Open the mapper and define the mappings between the source and target elements as needed for the action you selected in Step 3.

Note:
You can optionally specify Compartment Id and Bucket Name in the mapper to override the value you selected initially for Compartment and Output Bucket respectively (in Step 5).
1. Perform the following source-to-target mappings for the Create transcription job action:
  - Map the source Is Punctuation Enabled to the target Is Punctuation Enabled.
  - Map the source Compartment Id to the target Compartment Id.
  - Map the source Display Name to the target Display Name.
  - Map the source Description to the target Description.
  - Map the source Domain to the target Domain.
  - Map the source Language Code to the target Language Code.
  - Map the source Model Type to the target Model Type.
  - Map the source Is Diarization Enabled to the target Is Diarization Enabled.
  - Map the source Location Type to the target Location Type.
  - Map the source Object Locations to the target Object Locations.
  - Map the source Namespace Name to the target Namespace Name.
  - Map the source Bucket Name to the target Bucket Name.
  - Map the source Prefix to the target Prefix.

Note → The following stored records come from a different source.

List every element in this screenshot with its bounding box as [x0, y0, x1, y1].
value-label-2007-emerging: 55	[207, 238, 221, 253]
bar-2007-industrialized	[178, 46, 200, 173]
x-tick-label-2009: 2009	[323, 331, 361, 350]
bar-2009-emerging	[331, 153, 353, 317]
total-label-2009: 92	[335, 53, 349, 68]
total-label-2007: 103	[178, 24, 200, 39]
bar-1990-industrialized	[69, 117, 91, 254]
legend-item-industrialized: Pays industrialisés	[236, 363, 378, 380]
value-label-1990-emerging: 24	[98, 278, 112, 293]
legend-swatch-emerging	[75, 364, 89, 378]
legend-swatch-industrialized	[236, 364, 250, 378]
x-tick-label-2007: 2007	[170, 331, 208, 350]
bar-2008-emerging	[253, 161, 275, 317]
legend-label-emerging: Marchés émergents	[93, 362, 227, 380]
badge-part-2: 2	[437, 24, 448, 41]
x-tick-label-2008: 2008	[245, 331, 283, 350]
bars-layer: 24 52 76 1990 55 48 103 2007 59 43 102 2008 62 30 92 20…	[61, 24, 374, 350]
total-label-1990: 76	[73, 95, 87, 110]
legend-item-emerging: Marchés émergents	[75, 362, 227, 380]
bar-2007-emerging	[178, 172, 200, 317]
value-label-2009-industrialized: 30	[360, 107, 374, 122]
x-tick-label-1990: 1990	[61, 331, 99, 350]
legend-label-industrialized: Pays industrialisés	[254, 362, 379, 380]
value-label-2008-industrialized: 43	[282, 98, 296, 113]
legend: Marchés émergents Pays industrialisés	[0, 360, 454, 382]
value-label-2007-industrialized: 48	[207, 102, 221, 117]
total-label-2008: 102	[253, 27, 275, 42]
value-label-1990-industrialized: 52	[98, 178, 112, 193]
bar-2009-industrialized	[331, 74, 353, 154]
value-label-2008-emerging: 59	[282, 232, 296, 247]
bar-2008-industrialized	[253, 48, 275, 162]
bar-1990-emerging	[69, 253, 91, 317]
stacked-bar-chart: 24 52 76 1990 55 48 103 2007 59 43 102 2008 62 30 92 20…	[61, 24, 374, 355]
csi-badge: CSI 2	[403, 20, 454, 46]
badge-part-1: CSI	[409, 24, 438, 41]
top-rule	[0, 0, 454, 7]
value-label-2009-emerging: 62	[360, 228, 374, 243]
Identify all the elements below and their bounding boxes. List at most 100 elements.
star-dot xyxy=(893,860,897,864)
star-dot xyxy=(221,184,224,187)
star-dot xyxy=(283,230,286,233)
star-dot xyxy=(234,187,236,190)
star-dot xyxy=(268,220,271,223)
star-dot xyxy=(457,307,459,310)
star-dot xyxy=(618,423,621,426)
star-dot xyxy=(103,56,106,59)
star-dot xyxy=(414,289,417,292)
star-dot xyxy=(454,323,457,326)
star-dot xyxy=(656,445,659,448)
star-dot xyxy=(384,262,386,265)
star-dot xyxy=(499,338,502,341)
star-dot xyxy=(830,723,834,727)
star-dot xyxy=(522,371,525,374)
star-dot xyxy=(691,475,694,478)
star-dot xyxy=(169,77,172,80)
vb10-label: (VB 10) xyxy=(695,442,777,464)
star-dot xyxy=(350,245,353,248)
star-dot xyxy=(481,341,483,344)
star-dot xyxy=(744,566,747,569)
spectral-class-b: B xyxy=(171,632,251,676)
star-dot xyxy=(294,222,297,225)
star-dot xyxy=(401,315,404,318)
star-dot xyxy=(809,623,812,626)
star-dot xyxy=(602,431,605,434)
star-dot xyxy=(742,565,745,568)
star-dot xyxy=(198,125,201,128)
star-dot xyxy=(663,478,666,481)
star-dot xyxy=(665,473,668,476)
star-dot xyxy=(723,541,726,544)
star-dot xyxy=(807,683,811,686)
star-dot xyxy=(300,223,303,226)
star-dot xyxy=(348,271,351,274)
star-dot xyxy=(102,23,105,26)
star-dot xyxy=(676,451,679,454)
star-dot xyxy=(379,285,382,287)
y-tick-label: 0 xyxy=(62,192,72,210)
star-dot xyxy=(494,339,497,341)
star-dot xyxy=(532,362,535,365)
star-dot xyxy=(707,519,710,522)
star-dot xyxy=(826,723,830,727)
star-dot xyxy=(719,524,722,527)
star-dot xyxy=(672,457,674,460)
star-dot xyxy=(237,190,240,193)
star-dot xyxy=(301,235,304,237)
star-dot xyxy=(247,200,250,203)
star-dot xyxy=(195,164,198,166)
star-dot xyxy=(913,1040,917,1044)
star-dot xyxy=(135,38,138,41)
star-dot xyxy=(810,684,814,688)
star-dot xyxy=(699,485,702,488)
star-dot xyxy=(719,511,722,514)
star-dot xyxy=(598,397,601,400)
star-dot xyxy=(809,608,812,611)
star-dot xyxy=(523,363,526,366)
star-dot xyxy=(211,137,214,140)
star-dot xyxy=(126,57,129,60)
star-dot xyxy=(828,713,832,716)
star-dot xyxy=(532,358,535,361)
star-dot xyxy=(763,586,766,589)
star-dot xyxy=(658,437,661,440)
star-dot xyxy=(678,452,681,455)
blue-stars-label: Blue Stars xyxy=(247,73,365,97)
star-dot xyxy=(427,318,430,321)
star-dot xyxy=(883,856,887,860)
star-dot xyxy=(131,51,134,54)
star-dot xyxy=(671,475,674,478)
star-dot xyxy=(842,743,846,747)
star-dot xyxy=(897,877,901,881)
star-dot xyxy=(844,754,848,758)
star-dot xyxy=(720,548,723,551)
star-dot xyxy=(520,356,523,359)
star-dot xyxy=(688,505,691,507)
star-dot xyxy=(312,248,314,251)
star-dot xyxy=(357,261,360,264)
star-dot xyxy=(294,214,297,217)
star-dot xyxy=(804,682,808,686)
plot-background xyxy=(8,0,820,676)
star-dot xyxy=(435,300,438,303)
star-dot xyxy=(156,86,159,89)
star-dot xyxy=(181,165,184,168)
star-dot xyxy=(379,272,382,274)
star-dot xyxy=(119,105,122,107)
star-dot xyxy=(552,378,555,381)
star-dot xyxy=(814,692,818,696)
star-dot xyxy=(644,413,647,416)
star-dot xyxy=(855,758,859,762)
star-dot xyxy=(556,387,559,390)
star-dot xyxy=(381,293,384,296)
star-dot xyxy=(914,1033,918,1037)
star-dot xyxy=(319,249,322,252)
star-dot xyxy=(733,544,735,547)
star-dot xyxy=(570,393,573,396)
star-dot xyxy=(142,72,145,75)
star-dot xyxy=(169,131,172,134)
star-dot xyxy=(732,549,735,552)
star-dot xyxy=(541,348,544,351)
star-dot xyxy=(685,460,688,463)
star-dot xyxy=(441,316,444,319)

2. Perform the following source-to-target mapping for the Get transcription job action:
  - Map the source Transcription Job Id to the target Transcription Job Id.
3. Perform the following source-to-target mapping for the List transcription jobs action:
  - Map the source Compartment Id to the target Compartment Id.
  You can optionally configure target elements such as Lifecycle State, Display Name, Id, Limit, Page, Sort Order, and Sort By.
4. Perform the following source-to-target mappings for the Update transcription job action:
  - Map the source Transcription Job Id to the target Transcription Job Id.
  - Map the source Display Name to the target Display Name.
  - Map the source Description to the target Description.
5. Perform the following source-to-target mapping for the Delete transcription job action:
  - Map the source Transcription Job Id to the target Transcription Job Id.
6. Perform the following source-to-target mappings for the Synthesize Speech action:
  - Map the source Is Punctuation Enabled to the target Is Punctuation Enabled.
  - Map the source Config Type to the target Config Type.
  - Map the source Compartment Id to the target Compartment Id.
  - Map the source Model Name to the target Model Name.
  - Map the source Voice Id to the target Voice Id.
  - Map the source Model Family to the target Model Family.
  - Map the source Output Format to the target Output Format.
  - Map the source Sample Rate In Hz to the target Sample Rate In Hz.
  - Map the source Speech Mark Types to the target Speech Mark Types.
  - Map the source Text Type to the target Text Type.
  - Map the source Is Stream Enabled to the target Is Stream Enabled.
  - Map the source Text to the target Text.
Exit the mapper.
The speech action is now configured.
Here's what happens when you activate and run the integration based on the action you selected in Step 3:
- Create transcription job: Converts the speech you provided to text and the text output is stored in the output bucket you selected.
- Get transcription job: Retrieves the transcription job with the specified ID.
- List transcription jobs: Returns a list of transcription jobs available in the specified compartment.
- Update transcription job: Updates the specified transcription job with the new details you provided.
- Delete transcription job: Deletes the specified transcription job (but it will not delete the output transcription file that is stored in the output location bucket in the object store).
- Synthesize Speech: Converts the text you provided to speech. You can download the output file from the response.